Che Conte a Grillo non piacesse affatto lo si era capito da subito. E lo scontro in atto, che nelle prossime settimane potrebbe farsi molto duro, era non solo prevedibile ma addirittura inevitabile.
L’istrionico fondatore del Movimento 5 Stelle, colui senza il quale mai le idee e le futuribili suggestioni di Gianroberto Casaleggio avrebbero potuto concretarsi in un movimento politico dal vasto consenso popolare, non poteva accettare oltre la trasformazione della sua creatura in partito, per di più nel partito leaderistico dell’avvocato Conte.
C’è un conflitto di personalità ma c’è anche una visione diversa, molto diversa, della filosofia e della missione del movimento. Che era sorto su base nazionale per contestare alla radice, con argomentazioni per lo più populistiche e anti-politiche, favorite peraltro dalla decadenza culturale e politica dei partiti tradizionali, l’intero sistema istituzionale: un movimento d’opinione veicolato dalla rete che aveva un solo obiettivo, ovvero cacciare tutti gli altri, corrotti per antonomasia, e avviare una immaginata democrazia digitale (senza spiegare peraltro cosa essa significasse nel concreto) essenzialmente giustizialista, ambientalista, pacifista.
Meno interessato, invece, ad altre tematiche pure importanti e contemporanee, quali ad esempio le migrazioni o l’unità europea. E per nulla disponibile a farsi coinvolgere nella politica-politicante del sistema partitico (“apriremo il parlamento come una scatoletta di tonno”). Il vincolo dei due mandati dimostra(va) la coerenza con questo intendimento.
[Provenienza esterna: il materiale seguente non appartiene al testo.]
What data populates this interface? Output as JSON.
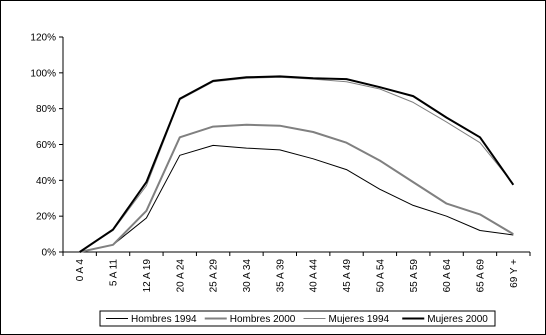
{
  "chart_data": {
    "type": "line",
    "title": "",
    "xlabel": "",
    "ylabel": "",
    "categories": [
      "0 A 4",
      "5 A 11",
      "12 A 19",
      "20 A 24",
      "25 A 29",
      "30 A 34",
      "35 A 39",
      "40 A 44",
      "45 A 49",
      "50 A 54",
      "55 A 59",
      "60 A 64",
      "65 A 69",
      "69 Y +"
    ],
    "ylim": [
      0,
      120
    ],
    "yticks": [
      "0%",
      "20%",
      "40%",
      "60%",
      "80%",
      "100%",
      "120%"
    ],
    "grid": false,
    "legend_position": "bottom",
    "series": [
      {
        "name": "Hombres 1994",
        "values": [
          0,
          4,
          19,
          54,
          59.5,
          58,
          57,
          52,
          46,
          35,
          26,
          20,
          12,
          9.5
        ],
        "color": "#000000"
      },
      {
        "name": "Hombres 2000",
        "values": [
          0,
          4,
          23,
          64,
          70,
          71,
          70.5,
          67,
          61,
          51,
          39,
          27,
          21,
          10
        ],
        "color": "#808080"
      },
      {
        "name": "Mujeres 1994",
        "values": [
          0,
          12,
          37,
          85,
          95,
          97,
          97.5,
          96.5,
          95,
          91,
          83.5,
          72.5,
          61,
          38
        ],
        "color": "#808080"
      },
      {
        "name": "Mujeres 2000",
        "values": [
          0,
          12.5,
          39,
          85.5,
          95.5,
          97.5,
          98,
          97,
          96.5,
          92,
          87,
          75,
          64,
          37.5
        ],
        "color": "#000000"
      }
    ]
  }
}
Il M5S di Conte è tutt’altra cosa. E fa specie ascoltare i suoi colonnelli dichiarare, in perfetto politichese, che le “esperienze” maturate possono essere utili (ovvero: si abolisca il vincolo),
Dopo averne cambiato lo statuto ora Conte mira dunque a prendersi per intero il partito emarginando Grillo (dopo aver fatto fuori i suoi uomini, quelli della prima ondata) attraverso un’assemblea di base organizzata puntualmente alla bisogna. Un golpe che Grillo, ancorché invecchiato e non più pungente come nei suoi tempi migliori, non può consentire.
Non può consentire al proprio ego che il vanitoso e ambizioso avvocato pugliese stravolga la sua creatura sfidandolo apertamente. Cosa che – nella sorpresa dei tanti che ne avevano apprezzato il fare presidenziale ai tempi dei suoi due governi – di fatto fece quando davanti al portone di Palazzo Chigi, dal quale era stato costretto ad andarsene, si tolse la cravatta, si sfilò la mitica pochette, e si dichiarò disponibile ad aiutare il Movimento.
Ma chi – Grillo fra questi – ne aveva osservato con una qualche perplessità il camaleontismo nel passaggio dal governo con Salvini a quello col Pd ne aveva colto la brama di potere, finanche la ferocia con la quale lo perseguiva e lo avrebbe perseguito. Dietro alla valanga di parole, a pensieri spesso poco intelligibili, all’oscurità del linguaggio e alla vaghezza dei contenuti si cela infatti un personaggio che coltiva una sola, pervicace ossessione: tornare a Chigi.
Ora, però, dopo il magro risultato elettorale europeo Conte necessita di uno scatto, per essere libero di guidare il M5S (ma cambierà anche la denominazione, questo è certo) verso lidi nuovi o pure vecchi, inesplorati o anche già percorsi, chissà. Coltivando un populismo diverso, disponibile al compromesso quando serve, al trasformismo quando utile, al radicalismo quando necessario.
Un alleato infido per Elly Schlein. Un avversario da stroncare, per Beppe Grillo.